Background: The involvement of fathers, and other supportive male adults, strongly promotes healthy child development, particularly among low-income children. Prior studies have reported challenges with engaging fathers in parenting interventions, yet little is known about the barriers to participation, particularly among fathers of color. Research from other domains, such as health care, mental health, and child welfare, has found perceived stigma to be a significant barrier to service use. However, there is currently no measure available to assess stigma among male caregivers in the context of parenting interventions, which greatly inhibits our ability to conduct research in this area. To address these gaps, this study had two objectives: (1) to adapt a measure of stigma and examine its initial psychometric properties in a field test with primarily low-income, African-American fathers, and (2) to assess the perceived level of stigma associated with parental support among fathers offered a parenting support program.
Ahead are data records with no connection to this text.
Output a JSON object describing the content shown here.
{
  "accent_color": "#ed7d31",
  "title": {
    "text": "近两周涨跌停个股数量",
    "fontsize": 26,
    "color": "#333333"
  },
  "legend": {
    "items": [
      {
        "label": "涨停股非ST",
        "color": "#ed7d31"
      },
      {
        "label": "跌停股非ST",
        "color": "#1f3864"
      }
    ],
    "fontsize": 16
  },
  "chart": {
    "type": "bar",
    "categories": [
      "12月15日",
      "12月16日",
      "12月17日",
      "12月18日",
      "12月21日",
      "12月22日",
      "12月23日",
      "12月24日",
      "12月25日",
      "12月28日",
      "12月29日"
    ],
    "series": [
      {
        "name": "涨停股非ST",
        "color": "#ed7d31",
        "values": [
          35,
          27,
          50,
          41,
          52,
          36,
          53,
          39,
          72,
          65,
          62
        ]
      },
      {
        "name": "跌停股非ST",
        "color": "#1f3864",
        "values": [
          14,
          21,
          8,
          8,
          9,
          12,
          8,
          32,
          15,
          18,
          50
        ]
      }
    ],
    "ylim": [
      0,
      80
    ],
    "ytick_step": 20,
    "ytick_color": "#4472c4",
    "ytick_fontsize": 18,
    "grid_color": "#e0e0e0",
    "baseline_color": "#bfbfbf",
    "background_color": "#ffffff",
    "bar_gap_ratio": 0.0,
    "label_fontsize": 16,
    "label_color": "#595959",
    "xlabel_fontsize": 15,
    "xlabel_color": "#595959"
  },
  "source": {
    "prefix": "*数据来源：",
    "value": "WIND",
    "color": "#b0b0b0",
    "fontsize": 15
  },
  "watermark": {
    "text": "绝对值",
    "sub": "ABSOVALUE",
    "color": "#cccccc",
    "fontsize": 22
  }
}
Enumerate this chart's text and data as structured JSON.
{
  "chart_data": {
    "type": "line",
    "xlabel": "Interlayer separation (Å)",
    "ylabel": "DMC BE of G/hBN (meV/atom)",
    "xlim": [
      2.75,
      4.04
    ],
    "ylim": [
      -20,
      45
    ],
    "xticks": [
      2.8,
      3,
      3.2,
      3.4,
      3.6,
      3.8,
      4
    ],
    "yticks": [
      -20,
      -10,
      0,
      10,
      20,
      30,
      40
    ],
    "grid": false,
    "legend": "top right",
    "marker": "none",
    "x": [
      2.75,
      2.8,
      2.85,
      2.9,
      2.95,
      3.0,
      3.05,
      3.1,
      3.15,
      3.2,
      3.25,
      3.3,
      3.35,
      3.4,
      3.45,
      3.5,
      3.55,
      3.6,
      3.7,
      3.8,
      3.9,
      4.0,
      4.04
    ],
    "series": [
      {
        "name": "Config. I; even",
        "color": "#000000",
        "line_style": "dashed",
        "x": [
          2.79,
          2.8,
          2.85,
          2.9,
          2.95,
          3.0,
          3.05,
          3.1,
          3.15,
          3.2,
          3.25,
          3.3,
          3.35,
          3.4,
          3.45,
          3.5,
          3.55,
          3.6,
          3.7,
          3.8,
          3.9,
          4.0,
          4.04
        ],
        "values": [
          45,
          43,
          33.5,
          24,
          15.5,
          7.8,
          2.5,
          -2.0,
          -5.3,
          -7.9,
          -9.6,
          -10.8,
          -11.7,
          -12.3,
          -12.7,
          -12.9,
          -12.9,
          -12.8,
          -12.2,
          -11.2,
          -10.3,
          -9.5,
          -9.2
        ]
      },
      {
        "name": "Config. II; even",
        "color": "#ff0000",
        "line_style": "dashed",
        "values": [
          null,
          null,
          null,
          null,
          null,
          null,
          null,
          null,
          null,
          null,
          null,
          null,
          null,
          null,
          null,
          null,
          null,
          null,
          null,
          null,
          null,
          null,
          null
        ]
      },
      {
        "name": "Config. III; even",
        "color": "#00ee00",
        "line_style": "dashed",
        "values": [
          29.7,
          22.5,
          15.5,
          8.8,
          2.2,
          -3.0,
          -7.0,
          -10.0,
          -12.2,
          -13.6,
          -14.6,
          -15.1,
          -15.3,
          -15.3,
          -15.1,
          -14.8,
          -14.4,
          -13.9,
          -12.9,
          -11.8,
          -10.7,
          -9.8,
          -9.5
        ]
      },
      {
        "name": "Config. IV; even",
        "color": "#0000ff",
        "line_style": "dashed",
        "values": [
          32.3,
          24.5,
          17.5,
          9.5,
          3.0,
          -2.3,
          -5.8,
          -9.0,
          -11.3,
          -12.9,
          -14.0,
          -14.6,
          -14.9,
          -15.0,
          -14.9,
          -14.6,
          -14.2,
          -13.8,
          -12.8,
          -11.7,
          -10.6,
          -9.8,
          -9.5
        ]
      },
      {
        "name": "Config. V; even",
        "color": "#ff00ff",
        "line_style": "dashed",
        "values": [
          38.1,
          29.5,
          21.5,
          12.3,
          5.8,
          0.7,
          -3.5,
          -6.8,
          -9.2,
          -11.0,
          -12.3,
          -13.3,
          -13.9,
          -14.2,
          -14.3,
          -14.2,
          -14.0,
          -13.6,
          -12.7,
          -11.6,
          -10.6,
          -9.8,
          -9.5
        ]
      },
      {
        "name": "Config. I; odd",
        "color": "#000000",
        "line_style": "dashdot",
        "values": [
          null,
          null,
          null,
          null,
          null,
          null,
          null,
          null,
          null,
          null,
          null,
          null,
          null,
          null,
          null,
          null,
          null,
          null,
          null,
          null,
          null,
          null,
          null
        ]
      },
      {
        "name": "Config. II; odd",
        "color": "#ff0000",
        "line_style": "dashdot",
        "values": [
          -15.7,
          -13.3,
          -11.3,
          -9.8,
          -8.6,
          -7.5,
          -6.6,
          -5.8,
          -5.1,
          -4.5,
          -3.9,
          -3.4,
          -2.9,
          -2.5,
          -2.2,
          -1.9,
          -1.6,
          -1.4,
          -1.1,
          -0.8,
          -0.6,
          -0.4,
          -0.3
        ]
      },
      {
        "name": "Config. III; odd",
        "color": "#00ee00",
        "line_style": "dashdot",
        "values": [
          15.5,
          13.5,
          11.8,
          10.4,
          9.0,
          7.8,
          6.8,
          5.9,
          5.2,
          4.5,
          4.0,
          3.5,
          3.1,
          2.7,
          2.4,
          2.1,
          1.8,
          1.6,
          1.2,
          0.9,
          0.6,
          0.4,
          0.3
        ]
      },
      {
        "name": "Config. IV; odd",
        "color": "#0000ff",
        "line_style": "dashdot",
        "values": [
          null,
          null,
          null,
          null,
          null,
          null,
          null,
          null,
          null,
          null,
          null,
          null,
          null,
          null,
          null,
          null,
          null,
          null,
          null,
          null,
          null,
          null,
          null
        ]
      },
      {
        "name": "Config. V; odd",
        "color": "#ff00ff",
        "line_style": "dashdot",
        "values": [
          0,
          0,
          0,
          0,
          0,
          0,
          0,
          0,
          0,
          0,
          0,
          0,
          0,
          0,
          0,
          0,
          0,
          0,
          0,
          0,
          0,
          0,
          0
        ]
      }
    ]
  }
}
Methods: Data were collected using a mixed methods approach as part of a larger study on a fatherhood support program. The Stigma Scale for Receiving Psychological Help (SSRPH) is a validated measure of stigma used to assess stigma as a barrier for receiving mental health services. An adapted version of the SSRPH was administered to fathers and father figures (N=83) involved in the lives of children receiving Head Start/Early Head Start services. The majority of fathers in the larger study were African American (84%). Instrument modifications included a brief statement regarding the meaning of “stigma” and the addition of father specific language to each item (e.g., “Seeking help or advice for problems related to being a father carries social stigma”). Cognitive interviews (N=10) were conducted with a sub-sample of fathers. Interviews focused on assessing respondents’ understanding of adapted SSRPH items, as well as perceptions of the term “father” throughout the instrument. Internal consistency reliability and confirmatory factor analysis (CFA) were used to assess psychometric properties of the scale.
Results: Cronbach’s alpha for the adapted SSRPH (a = .78) indicated a high degree of internal consistency, providing support for the use of this measure with our sample of fathers. The CFA supported the one-factor solution from the original scale. Interview data provided support for instrument adaptations, as some respondents indicated lack of “stigma” understanding without the addition of a definition. Interview data further indicated that inclusion of specific “father” language within the scale affected some respondents’ item interpretation. Survey data demonstrated that respondents did not associate a high degree of stigma with asking for or receiving parenting support.
Implications: The findings suggest that the adapted SSRPH is a useful instrument for assessing the stigma that fathers associate with parental support. Further, fathers in this sample perceived a low level of stigma associated with such support. This indicates that at least among fathers receiving parenting services through Head Start, stigma reduction strategies may not be needed to improve father engagement. Further research on engagement of fathers and father figures in parental support programs could examine additional barriers that impede their participation.